Most men think being decent fathers is a favour and research bears it out.

As long as society in general and women in particular continue to find sneaky ways to bash other women about it it won't change.

I do wonder if some women on their high horses believe that their OK'ish partners can't turn around one day and be a sudden and complete wanker to them one day.

Notverybright · 07/10/2020 09:29

Most men think being decent fathers is a favour and research bears it out.

So true.

Helocariad · 07/10/2020 15:06

Sadly yes to society being in general pro-shit dads Sad. Right down to adverts where 'useless dad who makes a mess/ is clueless' is paraded for comedy value.

FunDragon · 07/10/2020 15:53

This is the crux of it. Men get brownie points for just being present and women are NEVER given that luxury.

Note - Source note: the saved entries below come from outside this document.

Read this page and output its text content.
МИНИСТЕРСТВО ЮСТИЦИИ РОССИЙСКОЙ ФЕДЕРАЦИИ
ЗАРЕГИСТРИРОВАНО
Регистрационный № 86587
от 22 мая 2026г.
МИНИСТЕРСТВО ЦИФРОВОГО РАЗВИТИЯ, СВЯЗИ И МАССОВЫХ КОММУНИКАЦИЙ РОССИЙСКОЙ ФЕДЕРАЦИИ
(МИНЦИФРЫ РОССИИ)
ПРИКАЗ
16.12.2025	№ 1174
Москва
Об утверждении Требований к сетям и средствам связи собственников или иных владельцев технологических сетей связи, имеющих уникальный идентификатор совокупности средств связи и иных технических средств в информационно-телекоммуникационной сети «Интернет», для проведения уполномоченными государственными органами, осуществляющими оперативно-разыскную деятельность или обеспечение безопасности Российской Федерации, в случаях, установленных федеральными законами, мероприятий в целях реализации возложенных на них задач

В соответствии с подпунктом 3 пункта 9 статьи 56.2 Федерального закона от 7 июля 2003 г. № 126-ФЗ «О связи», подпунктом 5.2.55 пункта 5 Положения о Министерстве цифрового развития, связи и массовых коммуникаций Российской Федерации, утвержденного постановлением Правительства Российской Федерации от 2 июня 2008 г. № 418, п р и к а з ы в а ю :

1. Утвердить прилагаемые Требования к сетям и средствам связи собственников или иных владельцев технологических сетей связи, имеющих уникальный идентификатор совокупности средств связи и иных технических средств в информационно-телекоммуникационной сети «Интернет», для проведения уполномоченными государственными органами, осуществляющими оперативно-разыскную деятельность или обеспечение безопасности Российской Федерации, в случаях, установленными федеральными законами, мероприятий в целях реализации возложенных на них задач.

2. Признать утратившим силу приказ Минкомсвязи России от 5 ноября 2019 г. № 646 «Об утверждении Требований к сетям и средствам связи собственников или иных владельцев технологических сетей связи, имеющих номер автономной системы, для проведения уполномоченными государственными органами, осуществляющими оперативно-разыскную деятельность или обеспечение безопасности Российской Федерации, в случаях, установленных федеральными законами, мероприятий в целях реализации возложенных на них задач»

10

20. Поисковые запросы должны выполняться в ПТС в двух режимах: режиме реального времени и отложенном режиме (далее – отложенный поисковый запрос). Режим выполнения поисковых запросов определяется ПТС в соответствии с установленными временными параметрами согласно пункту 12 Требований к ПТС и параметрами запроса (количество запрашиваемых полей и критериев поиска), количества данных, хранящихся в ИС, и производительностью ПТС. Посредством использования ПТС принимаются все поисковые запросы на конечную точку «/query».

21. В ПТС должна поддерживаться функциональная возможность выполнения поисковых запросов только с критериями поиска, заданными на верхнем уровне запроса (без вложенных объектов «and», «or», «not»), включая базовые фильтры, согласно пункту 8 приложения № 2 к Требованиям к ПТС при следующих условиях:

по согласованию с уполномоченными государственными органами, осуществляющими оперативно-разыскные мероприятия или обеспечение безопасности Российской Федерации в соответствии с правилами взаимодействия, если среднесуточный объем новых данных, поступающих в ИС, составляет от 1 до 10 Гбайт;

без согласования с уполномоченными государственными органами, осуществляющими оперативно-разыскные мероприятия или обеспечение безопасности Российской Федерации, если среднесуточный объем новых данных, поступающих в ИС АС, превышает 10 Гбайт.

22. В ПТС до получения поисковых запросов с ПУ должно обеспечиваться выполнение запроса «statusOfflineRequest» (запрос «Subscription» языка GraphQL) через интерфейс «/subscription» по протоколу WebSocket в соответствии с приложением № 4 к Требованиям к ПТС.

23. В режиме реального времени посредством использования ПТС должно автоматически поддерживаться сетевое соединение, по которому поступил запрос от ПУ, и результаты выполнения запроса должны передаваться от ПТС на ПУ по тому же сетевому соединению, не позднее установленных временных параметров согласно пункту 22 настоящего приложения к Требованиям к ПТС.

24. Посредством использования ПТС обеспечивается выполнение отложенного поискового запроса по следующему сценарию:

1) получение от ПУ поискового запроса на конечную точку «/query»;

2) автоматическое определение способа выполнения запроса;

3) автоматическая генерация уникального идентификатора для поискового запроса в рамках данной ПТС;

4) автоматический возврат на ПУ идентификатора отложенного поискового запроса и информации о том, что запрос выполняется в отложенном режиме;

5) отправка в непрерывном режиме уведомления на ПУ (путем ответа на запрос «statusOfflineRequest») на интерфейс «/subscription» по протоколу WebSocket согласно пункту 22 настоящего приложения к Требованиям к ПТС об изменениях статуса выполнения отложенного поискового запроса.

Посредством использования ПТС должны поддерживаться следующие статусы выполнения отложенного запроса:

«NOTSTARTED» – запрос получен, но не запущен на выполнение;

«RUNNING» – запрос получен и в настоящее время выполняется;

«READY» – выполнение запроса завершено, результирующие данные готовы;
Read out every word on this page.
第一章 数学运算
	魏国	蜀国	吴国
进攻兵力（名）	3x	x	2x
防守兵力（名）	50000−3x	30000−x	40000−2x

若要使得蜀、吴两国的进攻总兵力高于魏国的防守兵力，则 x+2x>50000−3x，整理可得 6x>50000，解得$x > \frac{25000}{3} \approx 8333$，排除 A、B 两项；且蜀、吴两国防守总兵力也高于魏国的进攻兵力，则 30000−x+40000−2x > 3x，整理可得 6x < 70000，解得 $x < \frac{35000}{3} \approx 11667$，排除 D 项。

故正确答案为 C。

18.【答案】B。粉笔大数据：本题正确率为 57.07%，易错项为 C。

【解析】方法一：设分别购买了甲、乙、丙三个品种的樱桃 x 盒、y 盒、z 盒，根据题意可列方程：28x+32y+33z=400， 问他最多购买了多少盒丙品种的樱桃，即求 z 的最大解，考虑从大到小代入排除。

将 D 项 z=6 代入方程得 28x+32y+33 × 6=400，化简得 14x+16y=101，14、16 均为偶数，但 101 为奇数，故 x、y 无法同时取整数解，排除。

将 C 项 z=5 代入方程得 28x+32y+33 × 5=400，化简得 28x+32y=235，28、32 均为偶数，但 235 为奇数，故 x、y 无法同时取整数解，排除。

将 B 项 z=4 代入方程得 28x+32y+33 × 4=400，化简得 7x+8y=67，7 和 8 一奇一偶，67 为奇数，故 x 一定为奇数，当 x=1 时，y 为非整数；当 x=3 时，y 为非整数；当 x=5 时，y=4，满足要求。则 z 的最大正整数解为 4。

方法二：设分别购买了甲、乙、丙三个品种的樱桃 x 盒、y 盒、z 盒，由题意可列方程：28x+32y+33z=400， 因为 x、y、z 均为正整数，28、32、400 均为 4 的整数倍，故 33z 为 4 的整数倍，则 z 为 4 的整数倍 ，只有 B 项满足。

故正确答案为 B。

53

Most men think being decent fathers is a favour and research bears it out.

As long as society in general and women in particular continue to find sneaky ways to bash other women about it it won't change.

I do wonder if some women on their high horses believe that their OK'ish partners can't turn around one day and be a sudden and complete wanker to them one day.

Absolutely. Or that their OK partners aren’t actually being complete wankers behind their backs! Agree with every word of the above.

I particularly hate the wide-eyed ‘I don’t understand why any woman would have more than ONE child with these men.’ It’s just not that binary. These mums may desperately want two children and want to give their child a sibling, and feel it’s unfair to deprive their existing child of a sibling simply because their father turned out to be a lazy arse.

Stop blaming women for male behaviour. Just stop it.